夏香は椅子に腰掛けたまま、真上を仰ぐように声の主を確認した。

そこに居る人物には見覚えがあった。
さきほどオーロラビジョンに映っていたからだ。
さっきから話題の中核に昇っている渦中の人物…、
「北条あずみ」その人であった。

「アラ〜…聞いてらしましたんですの?オホホホホ…」

あずみの妙に優しそうな笑顔を仰ぎ見ながら、
夏香は冷や汗まじりに、引きつった笑顔をした。

疾。

なにかとてつもなく速いものが、縦に走った。
なのはには見えなかった。
気づくと、夏香の腰掛けていたプラスチック製の椅子が両断されていた。

「あの体勢からよくかわしたもんだ…」
「アンタの木刀が遅かったからね」
「手加減したのさ…今のは不意打ちだったからな」

椅子を割ったのは、あずみの木刀だった。
ノーモーションから片手で一気に振り下ろし、
木刀でプラスチックの椅子を叩き割ったのだ。

そのパワー、スピード、反射神経…、
全てにおいて、あずみが「本物」であることを、その一撃が物語っていた。

もちろん、椅子に体重をあずけた不安定な体勢から、
一息で跳ねて一撃をかわした夏香も…。

「訂正するよ喧嘩屋…アンタは『本物』みたいね。
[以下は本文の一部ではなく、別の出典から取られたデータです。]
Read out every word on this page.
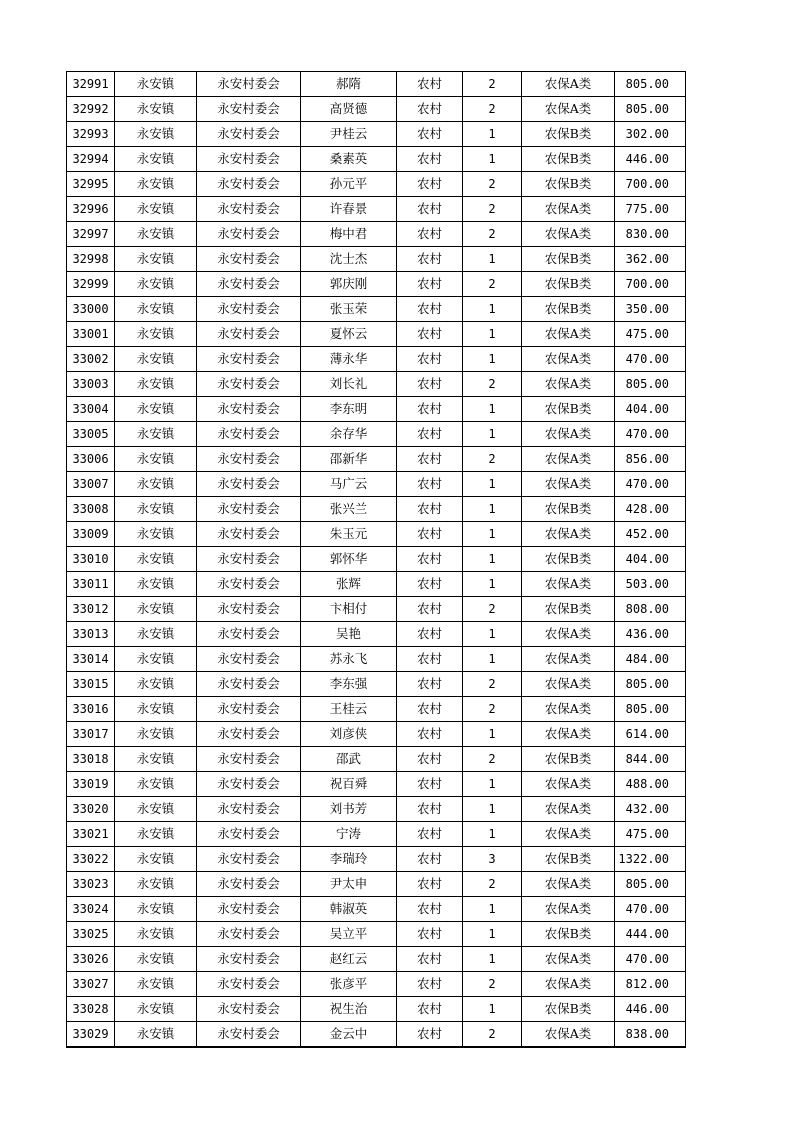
32991	永安镇	永安村委会	郝隋	农村	2	农保A类	805.00
32992	永安镇	永安村委会	高贤德	农村	2	农保A类	805.00
32993	永安镇	永安村委会	尹桂云	农村	1	农保B类	302.00
32994	永安镇	永安村委会	桑素英	农村	1	农保B类	446.00
32995	永安镇	永安村委会	孙元平	农村	2	农保B类	700.00
32996	永安镇	永安村委会	许春景	农村	2	农保A类	775.00
32997	永安镇	永安村委会	梅中君	农村	2	农保A类	830.00
32998	永安镇	永安村委会	沈士杰	农村	1	农保B类	362.00
32999	永安镇	永安村委会	郭庆刚	农村	2	农保B类	700.00
33000	永安镇	永安村委会	张玉荣	农村	1	农保B类	350.00
33001	永安镇	永安村委会	夏怀云	农村	1	农保A类	475.00
33002	永安镇	永安村委会	薄永华	农村	1	农保A类	470.00
33003	永安镇	永安村委会	刘长礼	农村	2	农保A类	805.00
33004	永安镇	永安村委会	李东明	农村	1	农保B类	404.00
33005	永安镇	永安村委会	余存华	农村	1	农保A类	470.00
33006	永安镇	永安村委会	邵新华	农村	2	农保A类	856.00
33007	永安镇	永安村委会	马广云	农村	1	农保A类	470.00
33008	永安镇	永安村委会	张兴兰	农村	1	农保B类	428.00
33009	永安镇	永安村委会	朱玉元	农村	1	农保A类	452.00
33010	永安镇	永安村委会	郭怀华	农村	1	农保B类	404.00
33011	永安镇	永安村委会	张辉	农村	1	农保A类	503.00
33012	永安镇	永安村委会	卞相付	农村	2	农保B类	808.00
33013	永安镇	永安村委会	吴艳	农村	1	农保A类	436.00
33014	永安镇	永安村委会	苏永飞	农村	1	农保A类	484.00
33015	永安镇	永安村委会	李东强	农村	2	农保A类	805.00
33016	永安镇	永安村委会	王桂云	农村	2	农保A类	805.00
33017	永安镇	永安村委会	刘彦侠	农村	1	农保A类	614.00
33018	永安镇	永安村委会	邵武	农村	2	农保B类	844.00
33019	永安镇	永安村委会	祝百舜	农村	1	农保A类	488.00
33020	永安镇	永安村委会	刘书芳	农村	1	农保A类	432.00
33021	永安镇	永安村委会	宁涛	农村	1	农保A类	475.00
33022	永安镇	永安村委会	李瑞玲	农村	3	农保B类	1322.00
33023	永安镇	永安村委会	尹太申	农村	2	农保A类	805.00
33024	永安镇	永安村委会	韩淑英	农村	1	农保A类	470.00
33025	永安镇	永安村委会	吴立平	农村	1	农保B类	444.00
33026	永安镇	永安村委会	赵红云	农村	1	农保A类	470.00
33027	永安镇	永安村委会	张彦平	农村	2	农保A类	812.00
33028	永安镇	永安村委会	祝生治	农村	1	农保B类	446.00
33029	永安镇	永安村委会	金云中	农村	2	农保A类	838.00
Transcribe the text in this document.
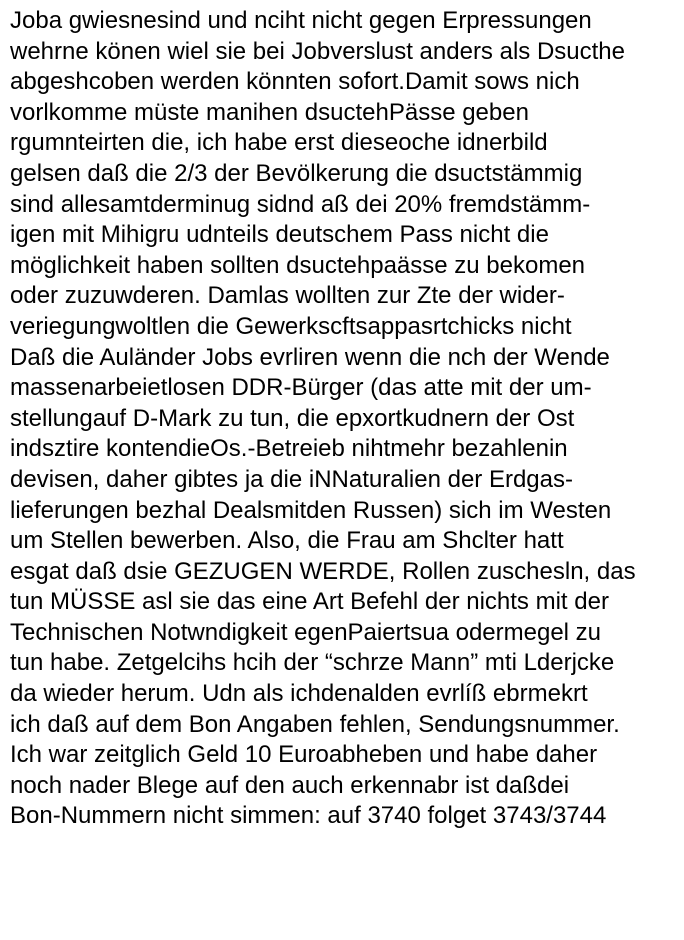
Joba gwiesnesind und nciht nicht gegen Erpressungen
wehrne könen wiel sie bei Jobverslust anders als Dsucthe
abgeshcoben werden könnten sofort.Damit sows nich
vorlkomme müste manihen dsuctehPässe geben
rgumnteirten die, ich habe erst dieseoche idnerbild
gelsen daß die 2/3 der Bevölkerung die dsuctstämmig
sind allesamtderminug sidnd aß dei 20% fremdstämm-
igen mit Mihigru udnteils deutschem Pass nicht die
möglichkeit haben sollten dsuctehpaässe zu bekomen
oder zuzuwderen. Damlas wollten zur Zte der wider-
veriegungwoltlen die Gewerkscftsappasrtchicks nicht
Daß die Auländer Jobs evrliren wenn die nch der Wende
massenarbeietlosen DDR-Bürger (das atte mit der um-
stellungauf D-Mark zu tun, die epxortkudnern der Ost
indsztire kontendieOs.-Betreieb nihtmehr bezahlenin
devisen, daher gibtes ja die iNNaturalien der Erdgas-
lieferungen bezhal Dealsmitden Russen) sich im Westen
um Stellen bewerben. Also, die Frau am Shclter hatt
esgat daß dsie GEZUGEN WERDE, Rollen zuschesln, das
tun MÜSSE asl sie das eine Art Befehl der nichts mit der
Technischen Notwndigkeit egenPaiertsua odermegel zu
tun habe. Zetgelcihs hcih der “schrze Mann” mti Lderjcke
da wieder herum. Udn als ichdenalden evrlíß ebrmekrt
ich daß auf dem Bon Angaben fehlen, Sendungsnummer.
Ich war zeitglich Geld 10 Euroabheben und habe daher
noch nader Blege auf den auch erkennabr ist daßdei
Bon-Nummern nicht simmen: auf 3740 folget 3743/3744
」
「訂正するのはそこか?」
「他に何かあるワケ?」
「あ〜、あれだ…。そう…『私の敵じゃあない』ってやつ?」
「そこは訂正しないねぇ〜♪」
「ほ〜。」

夏香とあずみは、にこやかに話を進める。
それは傍から見れば、まるで仲のいい友人のように…。

「おかしくなりそうだったぜ…ずっと戦えなくてな!」

そういうと、あずみはゆっくりと夏香に木刀の切っ先を向けた。
しかし夏香は動揺する様子もなく、あずみの目を見て微笑んだ。

「ここではじめたら、アンタもあたしも大会は失格になっちゃうけど?」
「知ったことか。今、戦えればそれでいいんだよ…俺は!」
「もしアンタが正規に大会を勝ち抜くんなら、
 あたしの方も責任もって勝ち抜いてあげると約束するけど、どーよ?」
「明日戦えるかも知れない誰かより、
 今この場で対峙しているオマエを選ぶ」
「素敵な口説き文句だねぇ〜」

夏香の眼光が変わった。
闘気も…。

「もう一度聞くけど…いいの?」
「いい。」
「おい…夏香!」

政樹が慌てて止めに入る。
なのははどうして良いかわからずオドオドと慌てている。

「ここまで熱烈に求愛されたら、断るのも女がすたるでしょ!」
「そんなに律儀な性格かよ?」
「元々、大会自体はアタシにゃ興味のないこと…
 失格になったらなったで、なのはを守りやすいしね。それに…」
「それに?」
「止められそうもないのはアタシも同じ…
 なのはを頼んだよ!」
「オイ…!!」

言うと同時に夏香は掌底で政樹を突き飛ばした。
なのはが驚いたときには、もう、
夏香の体はアスファルトの上から跳ね上がっていた。

飛び蹴り。

一瞬にしてあずみの頭の前に迫っていた。
少し首を傾けて、あずみもこれをかわす。

夏香は着地すると同時に構えなおした。
既にあずみの木刀も、その切っ先を正確に夏香に向けている。

「待たせたね。」
「気にするな。」
「じゃ……やりますか。」

夏香は一瞬ニヤリと口元を緩ませたかと思うと、
突然バババッと…、次々に色んな構えを取りだした。

「アメリカ式!」
「フランス式!」
「イタリア式!」
「ケニア式!」
「コサック式!」
「!?」

あずみは、この突然の行動に怪訝な顔をしたが、
それでも木刀は微動だにせず夏香に突きつけられている。

「日本式!…………世界の挑発!『かかってきやがれ』」
「……上等だ」

あずみと夏香は、同時に踏み込んだ。